The number of people you will be cooking for?

Another important factor to consider before buying the best smoker is to find out whether you will be smoking alone or with a group of friends. The size of your desired smoker would depend on how many people it will be used to feed. Bigger is not always better, so make sure to know the difference between a large and a small smoker pot before you spend the money buying one.

Do you need it to be portable?

In my opinion the best cigarette roller is the Silver Bullet. This product is the perfect size to fit in your pocket and travels well.

Wrapping it up

So, there you go!

I’ve presented you with quite a number of things to consider before you buy your first Betta.

Let’s recap:

  • Plastic or glass tank?
  • Flat-sided, round-sided or vase-shaped?
  • Aquarium heater or no heater?
  • Allegiance to one brand or a contender?
  • Betta or saltwater?

Regardless of which choices you make, there are many things you can and should do to make sure you have a happy, healthy fish buddy living in your home for many years to come.

Top Sirloin Steak: What it is and How to Cook it

This kind of steak is a prime cut that comes from the back and upper portion of the cow. It can contain a strip of back fat called the small intestine, as well as bones and tendons. This is the most tender cut of the meat.

People usually find it hard to grill a top sirloin steak properly, but it’s actually quite simple. All you need to do is let the steak rest and take it out of the refrigerator an hour before dinner so it gets to room temperature.

Preheat your grill.

Meanwhile, you can season or rub a mixture of seasonings on the steak. Just mix salt, pepper, and oil, or rub with rosemary and oil, or add a mixture of rosemary and balsamic vinegar.
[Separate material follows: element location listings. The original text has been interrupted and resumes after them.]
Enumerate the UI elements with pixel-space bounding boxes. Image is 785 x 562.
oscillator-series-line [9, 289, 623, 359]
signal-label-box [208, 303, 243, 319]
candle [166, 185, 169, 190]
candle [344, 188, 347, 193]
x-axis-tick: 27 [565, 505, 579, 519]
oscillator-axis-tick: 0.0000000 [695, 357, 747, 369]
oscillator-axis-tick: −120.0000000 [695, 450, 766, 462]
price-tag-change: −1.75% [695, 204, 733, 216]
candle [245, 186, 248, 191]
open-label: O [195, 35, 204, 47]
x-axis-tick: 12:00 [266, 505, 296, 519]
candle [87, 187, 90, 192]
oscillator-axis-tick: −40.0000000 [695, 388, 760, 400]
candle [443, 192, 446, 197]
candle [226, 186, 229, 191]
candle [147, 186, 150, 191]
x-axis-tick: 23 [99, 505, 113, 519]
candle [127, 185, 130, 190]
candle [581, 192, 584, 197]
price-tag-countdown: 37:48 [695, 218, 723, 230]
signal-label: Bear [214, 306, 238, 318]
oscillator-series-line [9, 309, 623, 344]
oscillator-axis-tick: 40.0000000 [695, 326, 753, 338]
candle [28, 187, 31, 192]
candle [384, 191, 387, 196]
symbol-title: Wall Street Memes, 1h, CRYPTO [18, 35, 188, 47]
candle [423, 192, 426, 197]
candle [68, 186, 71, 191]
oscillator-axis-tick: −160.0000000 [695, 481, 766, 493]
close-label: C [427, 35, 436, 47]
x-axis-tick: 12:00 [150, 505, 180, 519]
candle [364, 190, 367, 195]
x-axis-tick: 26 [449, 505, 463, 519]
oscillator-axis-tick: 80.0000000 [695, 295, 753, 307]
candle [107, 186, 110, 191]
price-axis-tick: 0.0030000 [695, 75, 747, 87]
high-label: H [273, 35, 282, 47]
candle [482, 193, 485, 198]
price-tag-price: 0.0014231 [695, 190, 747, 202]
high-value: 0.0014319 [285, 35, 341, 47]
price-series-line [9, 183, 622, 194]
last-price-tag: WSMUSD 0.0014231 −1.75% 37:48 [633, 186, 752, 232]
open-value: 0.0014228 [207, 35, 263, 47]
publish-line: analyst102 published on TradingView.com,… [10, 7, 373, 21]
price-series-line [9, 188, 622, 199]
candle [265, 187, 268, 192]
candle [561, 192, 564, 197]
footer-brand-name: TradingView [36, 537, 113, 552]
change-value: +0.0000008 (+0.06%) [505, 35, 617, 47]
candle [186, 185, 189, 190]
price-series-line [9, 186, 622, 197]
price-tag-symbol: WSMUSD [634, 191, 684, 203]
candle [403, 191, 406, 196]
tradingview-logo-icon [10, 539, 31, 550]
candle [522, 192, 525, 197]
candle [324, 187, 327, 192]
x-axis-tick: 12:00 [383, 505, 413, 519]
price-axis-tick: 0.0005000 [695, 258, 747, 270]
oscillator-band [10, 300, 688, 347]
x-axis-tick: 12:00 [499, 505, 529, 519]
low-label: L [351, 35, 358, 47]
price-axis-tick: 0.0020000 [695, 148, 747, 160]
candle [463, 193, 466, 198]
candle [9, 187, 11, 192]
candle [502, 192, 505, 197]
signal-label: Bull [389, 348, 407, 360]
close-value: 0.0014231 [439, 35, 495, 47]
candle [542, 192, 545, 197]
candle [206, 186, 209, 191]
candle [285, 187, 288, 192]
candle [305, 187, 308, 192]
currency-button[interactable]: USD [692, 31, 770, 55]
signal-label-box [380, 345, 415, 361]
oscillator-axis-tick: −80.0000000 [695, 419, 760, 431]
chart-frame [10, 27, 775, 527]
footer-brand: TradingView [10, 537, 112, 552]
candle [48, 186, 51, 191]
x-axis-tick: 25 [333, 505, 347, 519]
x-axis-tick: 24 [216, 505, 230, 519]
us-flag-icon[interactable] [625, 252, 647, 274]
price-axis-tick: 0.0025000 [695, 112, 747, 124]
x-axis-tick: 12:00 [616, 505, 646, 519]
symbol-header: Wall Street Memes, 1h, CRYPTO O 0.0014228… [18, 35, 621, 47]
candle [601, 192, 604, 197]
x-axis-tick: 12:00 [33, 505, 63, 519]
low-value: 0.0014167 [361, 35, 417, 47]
Once the grill’s hot, you can add the steak on the grid. Grill each side of the meat for around five minutes for medium-rare doneness.

Turn it over now and then while you grill. It’s better if you season the meat before you place it on the grill. Doing so will help the meat absorb the seasonings and get good flavor.

Once your meat’s done, let it rest for five to ten minutes. Slice it up and you are done.